There are certain restrictions sometimes, for example exception handling disallowed in the code. In those scenario' of nothrow(), there are operations that throw with references (for example, dynamic_cast<> as compared to pointers. What would be more natural choice - a pointer argument or a reference? Well, that could be argued
upon depending on how the object was being declared and used prior to it but if this happens inside a function (for the interface writer), I would expect it to take a pointer than a reference. When you return the result of the cast, you would not want to dereference it and pass it back. All this pointer to reference transformation makes it look a lot less cleaner. Not to mention the case of a NULL return if the cast fails.

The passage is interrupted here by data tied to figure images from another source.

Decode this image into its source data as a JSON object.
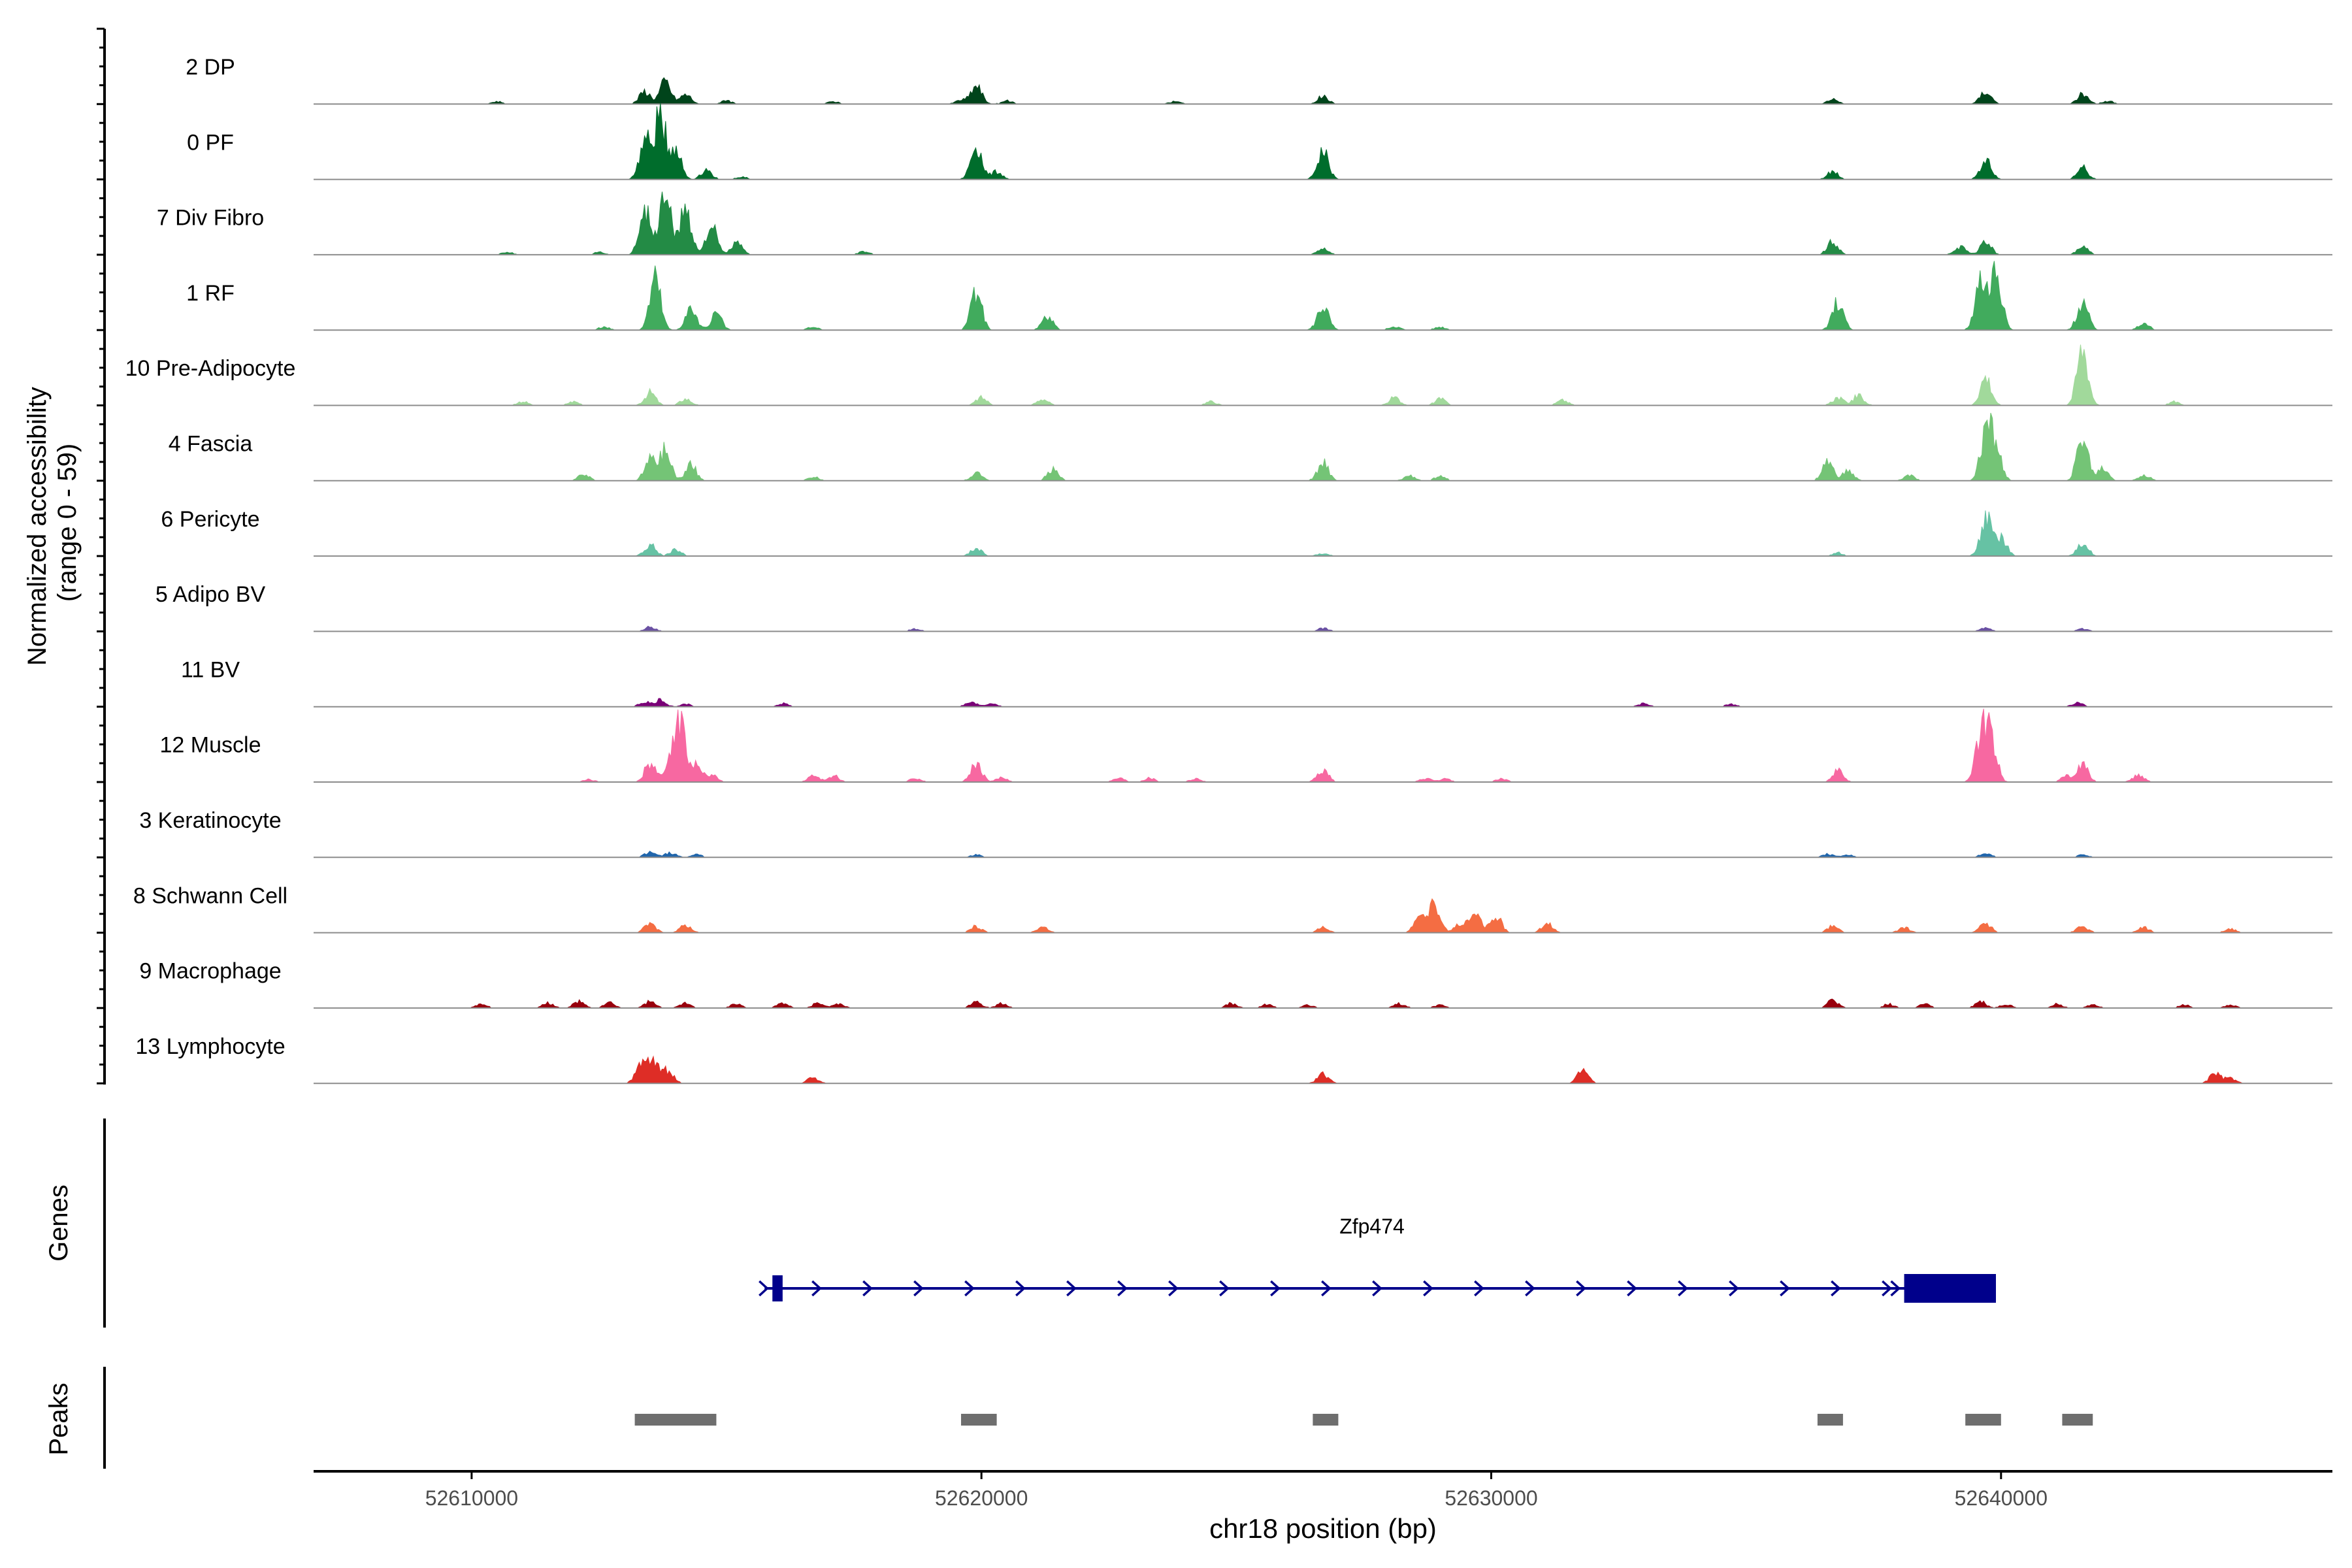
{
  "chart_data": {
    "type": "area",
    "title": "",
    "ylabel_line1": "Normalized accessibility",
    "ylabel_line2": "(range 0 - 59)",
    "yrange": [
      0,
      59
    ],
    "xlabel": "chr18 position (bp)",
    "xlim": [
      52606900,
      52646500
    ],
    "x_ticks": [
      52610000,
      52620000,
      52630000,
      52640000
    ],
    "x_tick_labels": [
      "52610000",
      "52620000",
      "52630000",
      "52640000"
    ],
    "tracks": [
      {
        "name": "2 DP",
        "color": "#00441b",
        "peaks": [
          [
            52610500,
            0.04
          ],
          [
            52613400,
            0.2
          ],
          [
            52613800,
            0.35
          ],
          [
            52614200,
            0.15
          ],
          [
            52615000,
            0.05
          ],
          [
            52617100,
            0.04
          ],
          [
            52619600,
            0.06
          ],
          [
            52619900,
            0.28
          ],
          [
            52620500,
            0.05
          ],
          [
            52623800,
            0.04
          ],
          [
            52626700,
            0.12
          ],
          [
            52636700,
            0.08
          ],
          [
            52639700,
            0.2
          ],
          [
            52641600,
            0.15
          ],
          [
            52642100,
            0.05
          ]
        ]
      },
      {
        "name": "0 PF",
        "color": "#006d2c",
        "peaks": [
          [
            52613400,
            0.6
          ],
          [
            52613700,
            1.0
          ],
          [
            52614000,
            0.5
          ],
          [
            52614600,
            0.15
          ],
          [
            52615300,
            0.04
          ],
          [
            52619900,
            0.55
          ],
          [
            52620300,
            0.12
          ],
          [
            52626700,
            0.45
          ],
          [
            52636700,
            0.12
          ],
          [
            52639700,
            0.3
          ],
          [
            52641600,
            0.18
          ]
        ]
      },
      {
        "name": "7 Div Fibro",
        "color": "#238b45",
        "peaks": [
          [
            52609600,
            0.05
          ],
          [
            52610700,
            0.04
          ],
          [
            52612500,
            0.04
          ],
          [
            52613400,
            0.75
          ],
          [
            52613800,
            1.0
          ],
          [
            52614200,
            0.75
          ],
          [
            52614700,
            0.45
          ],
          [
            52615200,
            0.18
          ],
          [
            52617700,
            0.05
          ],
          [
            52626700,
            0.1
          ],
          [
            52636700,
            0.2
          ],
          [
            52639200,
            0.12
          ],
          [
            52639700,
            0.2
          ],
          [
            52641600,
            0.12
          ]
        ]
      },
      {
        "name": "1 RF",
        "color": "#41ab5d",
        "peaks": [
          [
            52612600,
            0.05
          ],
          [
            52613600,
            0.85
          ],
          [
            52614300,
            0.35
          ],
          [
            52614800,
            0.25
          ],
          [
            52616700,
            0.05
          ],
          [
            52619900,
            0.6
          ],
          [
            52621300,
            0.2
          ],
          [
            52626700,
            0.4
          ],
          [
            52628100,
            0.06
          ],
          [
            52629000,
            0.05
          ],
          [
            52636800,
            0.45
          ],
          [
            52639600,
            0.85
          ],
          [
            52639900,
            1.0
          ],
          [
            52641600,
            0.45
          ],
          [
            52642800,
            0.1
          ]
        ]
      },
      {
        "name": "10 Pre-Adipocyte",
        "color": "#a1d99b",
        "peaks": [
          [
            52611000,
            0.06
          ],
          [
            52612000,
            0.06
          ],
          [
            52613500,
            0.2
          ],
          [
            52614200,
            0.1
          ],
          [
            52620000,
            0.12
          ],
          [
            52621200,
            0.1
          ],
          [
            52624500,
            0.06
          ],
          [
            52628100,
            0.12
          ],
          [
            52629000,
            0.1
          ],
          [
            52631400,
            0.08
          ],
          [
            52636800,
            0.12
          ],
          [
            52637200,
            0.15
          ],
          [
            52639700,
            0.45
          ],
          [
            52641600,
            0.9
          ],
          [
            52643400,
            0.06
          ]
        ]
      },
      {
        "name": "4 Fascia",
        "color": "#74c476",
        "peaks": [
          [
            52612200,
            0.1
          ],
          [
            52613500,
            0.35
          ],
          [
            52613800,
            0.5
          ],
          [
            52614300,
            0.25
          ],
          [
            52616700,
            0.06
          ],
          [
            52619900,
            0.12
          ],
          [
            52621400,
            0.18
          ],
          [
            52626700,
            0.28
          ],
          [
            52628400,
            0.08
          ],
          [
            52629000,
            0.07
          ],
          [
            52636600,
            0.3
          ],
          [
            52637000,
            0.15
          ],
          [
            52638200,
            0.08
          ],
          [
            52639700,
            0.75
          ],
          [
            52639900,
            0.5
          ],
          [
            52641600,
            0.7
          ],
          [
            52642000,
            0.2
          ],
          [
            52642800,
            0.1
          ]
        ]
      },
      {
        "name": "6 Pericyte",
        "color": "#66c2a4",
        "peaks": [
          [
            52613500,
            0.18
          ],
          [
            52614000,
            0.1
          ],
          [
            52619900,
            0.12
          ],
          [
            52626700,
            0.04
          ],
          [
            52636800,
            0.05
          ],
          [
            52639700,
            0.6
          ],
          [
            52640000,
            0.3
          ],
          [
            52641600,
            0.22
          ]
        ]
      },
      {
        "name": "5 Adipo BV",
        "color": "#6a51a3",
        "peaks": [
          [
            52613500,
            0.07
          ],
          [
            52618700,
            0.04
          ],
          [
            52626700,
            0.05
          ],
          [
            52639700,
            0.05
          ],
          [
            52641600,
            0.04
          ]
        ]
      },
      {
        "name": "11 BV",
        "color": "#7a0177",
        "peaks": [
          [
            52613400,
            0.08
          ],
          [
            52613700,
            0.1
          ],
          [
            52614200,
            0.04
          ],
          [
            52616100,
            0.05
          ],
          [
            52619800,
            0.07
          ],
          [
            52620200,
            0.05
          ],
          [
            52633000,
            0.05
          ],
          [
            52634700,
            0.04
          ],
          [
            52641500,
            0.06
          ]
        ]
      },
      {
        "name": "12 Muscle",
        "color": "#f768a1",
        "peaks": [
          [
            52612300,
            0.04
          ],
          [
            52613500,
            0.3
          ],
          [
            52613900,
            0.25
          ],
          [
            52614100,
            0.95
          ],
          [
            52614400,
            0.25
          ],
          [
            52614700,
            0.12
          ],
          [
            52616700,
            0.1
          ],
          [
            52617100,
            0.1
          ],
          [
            52618700,
            0.06
          ],
          [
            52619900,
            0.3
          ],
          [
            52620400,
            0.07
          ],
          [
            52622700,
            0.06
          ],
          [
            52623300,
            0.06
          ],
          [
            52624200,
            0.05
          ],
          [
            52626700,
            0.2
          ],
          [
            52628700,
            0.06
          ],
          [
            52629100,
            0.05
          ],
          [
            52630200,
            0.05
          ],
          [
            52636800,
            0.18
          ],
          [
            52639600,
            0.65
          ],
          [
            52639800,
            0.75
          ],
          [
            52641300,
            0.1
          ],
          [
            52641600,
            0.28
          ],
          [
            52642700,
            0.12
          ]
        ]
      },
      {
        "name": "3 Keratinocyte",
        "color": "#2166ac",
        "peaks": [
          [
            52613500,
            0.08
          ],
          [
            52613900,
            0.07
          ],
          [
            52614400,
            0.05
          ],
          [
            52619900,
            0.04
          ],
          [
            52636600,
            0.05
          ],
          [
            52637000,
            0.04
          ],
          [
            52639700,
            0.07
          ],
          [
            52641600,
            0.04
          ]
        ]
      },
      {
        "name": "8 Schwann Cell",
        "color": "#f46d43",
        "peaks": [
          [
            52613500,
            0.15
          ],
          [
            52614200,
            0.12
          ],
          [
            52619900,
            0.1
          ],
          [
            52621200,
            0.08
          ],
          [
            52626700,
            0.08
          ],
          [
            52628600,
            0.25
          ],
          [
            52628900,
            0.45
          ],
          [
            52629400,
            0.15
          ],
          [
            52629700,
            0.3
          ],
          [
            52630100,
            0.25
          ],
          [
            52631100,
            0.15
          ],
          [
            52636700,
            0.1
          ],
          [
            52638100,
            0.08
          ],
          [
            52639700,
            0.15
          ],
          [
            52641600,
            0.1
          ],
          [
            52642800,
            0.08
          ],
          [
            52644500,
            0.06
          ]
        ]
      },
      {
        "name": "9 Macrophage",
        "color": "#99000d",
        "peaks": [
          [
            52610200,
            0.06
          ],
          [
            52611500,
            0.08
          ],
          [
            52612100,
            0.1
          ],
          [
            52612700,
            0.08
          ],
          [
            52613500,
            0.1
          ],
          [
            52614200,
            0.09
          ],
          [
            52615200,
            0.07
          ],
          [
            52616100,
            0.08
          ],
          [
            52616800,
            0.08
          ],
          [
            52617200,
            0.06
          ],
          [
            52619900,
            0.1
          ],
          [
            52620400,
            0.07
          ],
          [
            52624900,
            0.07
          ],
          [
            52625600,
            0.06
          ],
          [
            52626400,
            0.05
          ],
          [
            52628200,
            0.07
          ],
          [
            52629000,
            0.05
          ],
          [
            52636700,
            0.12
          ],
          [
            52637800,
            0.06
          ],
          [
            52638500,
            0.06
          ],
          [
            52639600,
            0.1
          ],
          [
            52640100,
            0.06
          ],
          [
            52641100,
            0.06
          ],
          [
            52641800,
            0.06
          ],
          [
            52643600,
            0.05
          ],
          [
            52644500,
            0.05
          ]
        ]
      },
      {
        "name": "13 Lymphocyte",
        "color": "#de2d26",
        "peaks": [
          [
            52609600,
            0.08
          ],
          [
            52613300,
            0.22
          ],
          [
            52613500,
            0.28
          ],
          [
            52613700,
            0.2
          ],
          [
            52613900,
            0.12
          ],
          [
            52616700,
            0.09
          ],
          [
            52626700,
            0.15
          ],
          [
            52631800,
            0.2
          ],
          [
            52644200,
            0.15
          ],
          [
            52644500,
            0.08
          ]
        ]
      }
    ],
    "genes": {
      "label": "Genes",
      "name": "Zfp474",
      "color": "#00008b",
      "strand": "+",
      "start": 52615900,
      "end": 52639900,
      "exons": [
        [
          52615900,
          52616100
        ],
        [
          52638100,
          52639900
        ]
      ]
    },
    "peaks_track": {
      "label": "Peaks",
      "color": "#6e6e6e",
      "regions": [
        [
          52613200,
          52614800
        ],
        [
          52619600,
          52620300
        ],
        [
          52626500,
          52627000
        ],
        [
          52636400,
          52636900
        ],
        [
          52639300,
          52640000
        ],
        [
          52641200,
          52641800
        ]
      ]
    }
  }
}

Now, I wonder why boost::lexical_cast<> doesn't take a pointer. For example:

       template<typename Target, typename Source>
       Target lexical_cast(const Source &arg)
               typedef typename detail::array_to_pointer_decay<Source>::type NewSource;
               detail::lexical_stream<Target, NewSource> interpreter;
               Target result;
               if(!(interpreter << arg && interpreter >> result))
                       throw_exception(bad_lexical_cast(typeid(NewSource), typeid(Target)));
               return result;

This template would generate multiple instantiations for a char array of different sizes. That is plain code bloat. Boost writers prevent the lexical_stream<> from bloating by that decay trick but the lexical_cast template itself isn't saved. It needs compiler optimizations to prevent that (with VS2005 and gcc 4.1 that I know
of). That would have had been avoided had it accepted the Source
argument as a pointer in which case, all arrays passed would have had
automatically decayed to pointer. No hacks would have had been

On the initial point of if a pointer/reference signalling modification inside the function - what if pointers are themselves passed by reference? How clearer would the code be from the calling point (for the caller)? :-)

What I feel is the natural semantics should be respected. Be it a reference or a pointer, it does not matter as long as the code does what it needs to do (checking for non-NULL pointers, not change an object) and the restrictions can be implemented using any of those. References provide ease to accessing members and you don't always need the '->' operator which can be a typing pain sometimes. :) I am with the C++ FAQ Lite on this - "Use references where you can, pointers where you have to." A little juggling between them is not really a concern except when it becomes too much causing loss of code clarity/readability and may be performance at some point of time.